Thanks to the Public Theater's Under the Radar Festival, every New Year in the theater opens with a shot across the bow of convention. This year is no different, according to festival director Mark Russell. He has planned a lineup of shows that challenge our notions of what theater is and boldly imagine what it can be in the future. Here are the five most intriguing selections from this year's Under the Radar:
1. The Cold Record
You should never pass up an opportunity to see the Rude Mechs, one of the most inventive and daring troupes in America. In The Cold Record, Kirk Lynn (one of the Austin-based company's artistic directors) tells the story of a 12-year-old boy who tries to break a strange record: most days leaving school with a fever. He's also obsessed with punk rock, and wants to share a mix tape with you. Billed as a "secret performance," this solo show is part of a series of portable plays that the Rude Mechs developed after losing their longtime venue, the Off Center. Appropriately, it will be performed in an upstairs classroom at the theater's Lafayette Street home that is usually off limits to the public. Russell enthuses, "It's like getting a chance to see Sam Shepard tell you a story."
2. [50/50] old school animation
"This might be the most dangerous piece we're doing," says Russell, who gingerly dances around any spoilers to this stealthy confessional piece that plunges the depths of human cruelty, and leaves you contemplating the existence of real evil. One wouldn't immediately expect that when encountering the nonthreatening presence of Julia Mounsey, the solo performer who created the piece with Peter Mills Weiss. Still, Russell warns, "The people who saw it in last year's incoming series told me, 'That was the most upsetting piece I've seen. I can't get it out of my head.'" This one is not for the faint of heart, but it's a must-see for those who view theatergoing as an extreme sport.
3. As Far as My Fingertips Take Me
New York audiences are familiar with solo performers, but what about solo audiences? Creator Tania El Khoury and artist-performer Basel Zaraa invite one viewer per 15-minute performance to have an intimate encounter with a refugee. The singular audience member listens to the prerecorded voice of Zaraa (who was born a Palestinian refugee in Syria) as their hands touch through a hole in the wall. Over the course of the performance, Zaraa draws an original work of art on the viewer's arm. Russell considers this piece the heart of the festival, so it will take place on the mezzanine overlooking the Public's lobby. Only 150 people will get to experience it firsthand, but anyone at the Public is free to look in.
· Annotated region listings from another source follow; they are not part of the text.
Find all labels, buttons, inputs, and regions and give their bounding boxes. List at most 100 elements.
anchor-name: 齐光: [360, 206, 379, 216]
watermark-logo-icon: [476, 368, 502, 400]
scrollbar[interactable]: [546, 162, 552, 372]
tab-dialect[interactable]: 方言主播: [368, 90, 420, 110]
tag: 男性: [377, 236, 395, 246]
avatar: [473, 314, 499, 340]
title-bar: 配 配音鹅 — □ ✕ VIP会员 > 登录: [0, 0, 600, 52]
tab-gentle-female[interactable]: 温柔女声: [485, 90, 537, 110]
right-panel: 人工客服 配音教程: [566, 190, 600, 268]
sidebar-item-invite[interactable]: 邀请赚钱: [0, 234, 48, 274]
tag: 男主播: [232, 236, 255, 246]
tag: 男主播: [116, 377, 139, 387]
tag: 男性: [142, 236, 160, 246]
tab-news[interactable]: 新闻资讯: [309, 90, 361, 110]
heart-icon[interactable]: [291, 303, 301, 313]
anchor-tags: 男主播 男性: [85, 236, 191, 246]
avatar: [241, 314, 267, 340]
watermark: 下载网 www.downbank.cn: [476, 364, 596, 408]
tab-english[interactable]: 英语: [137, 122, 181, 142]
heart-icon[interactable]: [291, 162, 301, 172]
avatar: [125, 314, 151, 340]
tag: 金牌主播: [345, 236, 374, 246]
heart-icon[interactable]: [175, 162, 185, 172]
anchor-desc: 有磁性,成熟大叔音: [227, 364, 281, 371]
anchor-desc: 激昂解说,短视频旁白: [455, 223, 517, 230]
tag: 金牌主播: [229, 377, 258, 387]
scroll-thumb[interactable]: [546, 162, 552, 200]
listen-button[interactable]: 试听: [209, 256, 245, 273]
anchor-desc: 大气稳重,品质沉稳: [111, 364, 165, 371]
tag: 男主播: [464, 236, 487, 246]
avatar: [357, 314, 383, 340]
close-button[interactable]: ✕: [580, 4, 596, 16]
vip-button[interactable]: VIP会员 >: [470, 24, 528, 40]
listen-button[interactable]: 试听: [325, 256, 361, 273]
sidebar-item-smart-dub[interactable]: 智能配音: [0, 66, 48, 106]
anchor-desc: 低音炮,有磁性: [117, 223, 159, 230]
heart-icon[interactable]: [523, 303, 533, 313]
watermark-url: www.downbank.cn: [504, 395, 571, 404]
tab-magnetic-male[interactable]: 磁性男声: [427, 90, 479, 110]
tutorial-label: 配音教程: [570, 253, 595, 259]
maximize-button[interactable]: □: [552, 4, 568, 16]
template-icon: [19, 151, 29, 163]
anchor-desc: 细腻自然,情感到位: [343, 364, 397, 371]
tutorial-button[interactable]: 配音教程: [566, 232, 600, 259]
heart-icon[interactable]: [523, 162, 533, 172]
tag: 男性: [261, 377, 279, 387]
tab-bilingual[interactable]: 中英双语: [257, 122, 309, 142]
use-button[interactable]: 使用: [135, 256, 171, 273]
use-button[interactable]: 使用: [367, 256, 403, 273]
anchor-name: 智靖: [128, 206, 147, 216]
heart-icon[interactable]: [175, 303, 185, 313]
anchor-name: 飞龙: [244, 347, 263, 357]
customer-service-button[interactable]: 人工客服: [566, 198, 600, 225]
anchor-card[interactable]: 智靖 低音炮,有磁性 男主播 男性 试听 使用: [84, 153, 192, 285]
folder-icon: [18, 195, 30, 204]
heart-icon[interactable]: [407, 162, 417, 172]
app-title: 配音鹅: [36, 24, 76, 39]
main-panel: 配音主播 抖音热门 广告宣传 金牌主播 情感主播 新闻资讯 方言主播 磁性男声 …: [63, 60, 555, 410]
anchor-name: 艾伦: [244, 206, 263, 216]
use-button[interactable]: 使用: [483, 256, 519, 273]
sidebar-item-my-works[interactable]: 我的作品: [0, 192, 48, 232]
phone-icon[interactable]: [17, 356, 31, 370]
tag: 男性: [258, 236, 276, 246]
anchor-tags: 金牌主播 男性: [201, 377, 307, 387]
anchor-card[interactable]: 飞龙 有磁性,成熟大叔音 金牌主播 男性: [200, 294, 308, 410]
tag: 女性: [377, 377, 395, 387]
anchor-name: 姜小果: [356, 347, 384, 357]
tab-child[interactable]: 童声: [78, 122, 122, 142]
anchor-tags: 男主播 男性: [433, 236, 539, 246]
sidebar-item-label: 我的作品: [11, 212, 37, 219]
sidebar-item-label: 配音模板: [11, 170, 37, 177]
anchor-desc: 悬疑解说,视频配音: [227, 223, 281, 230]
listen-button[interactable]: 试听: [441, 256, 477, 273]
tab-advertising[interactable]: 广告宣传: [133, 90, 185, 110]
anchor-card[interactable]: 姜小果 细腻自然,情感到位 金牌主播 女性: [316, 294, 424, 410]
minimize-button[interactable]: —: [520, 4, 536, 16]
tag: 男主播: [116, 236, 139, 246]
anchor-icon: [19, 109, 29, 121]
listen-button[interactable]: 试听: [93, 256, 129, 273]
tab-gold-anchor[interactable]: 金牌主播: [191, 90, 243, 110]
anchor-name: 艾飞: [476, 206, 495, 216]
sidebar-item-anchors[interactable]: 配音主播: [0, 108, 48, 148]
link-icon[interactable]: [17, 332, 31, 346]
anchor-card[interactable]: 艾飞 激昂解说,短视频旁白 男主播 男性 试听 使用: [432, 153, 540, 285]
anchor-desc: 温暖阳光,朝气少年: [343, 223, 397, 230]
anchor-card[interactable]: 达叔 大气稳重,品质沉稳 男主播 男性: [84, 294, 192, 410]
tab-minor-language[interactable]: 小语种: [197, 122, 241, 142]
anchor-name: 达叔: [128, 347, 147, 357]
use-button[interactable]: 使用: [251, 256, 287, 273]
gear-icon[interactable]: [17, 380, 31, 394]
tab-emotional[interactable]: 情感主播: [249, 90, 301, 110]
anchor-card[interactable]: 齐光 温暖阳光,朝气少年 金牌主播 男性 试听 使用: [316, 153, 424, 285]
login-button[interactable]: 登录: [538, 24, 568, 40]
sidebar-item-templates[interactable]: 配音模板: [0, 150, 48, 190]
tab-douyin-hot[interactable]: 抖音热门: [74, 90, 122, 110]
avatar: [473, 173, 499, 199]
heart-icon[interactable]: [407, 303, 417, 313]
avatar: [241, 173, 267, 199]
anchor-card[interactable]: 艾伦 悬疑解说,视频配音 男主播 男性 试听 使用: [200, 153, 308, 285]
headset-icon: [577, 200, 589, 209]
There are plenty of plays about war, but how many of them feature actual veterans of war in the cast? Argentine writer-director Lola Arias has cast veterans from both sides of the 1982 Falkland War ("Guerra de las Malvinas" to the Argentinians) in this groundbreaking work that navigates the minefield between documentary and theater, fact and fiction. Not only do these conscripted actors recount their memories of the war, but they also perform together in a band. You'll want to catch it while you can. Russell notes, "These are the real people and this may be one of the last times they do this show together."
5. Meow Meow
The Australian-born international cabaret superstar makes a rare New York appearance to kick off the festival on January 2. It may be cold outside, but expect it to be sizzling hot inside Joe's Pub as Meow Meow performs a set of Weill, Brecht, Brel, Radiohead, and some original numbers written just for her. "When I get a chance to put on a rock star like Meow Meow, I take it," says Russell. Meow Meow's final performance will be at midnight on Saturday, January 5, a date that should be circled for every cabaret aficionado in the city.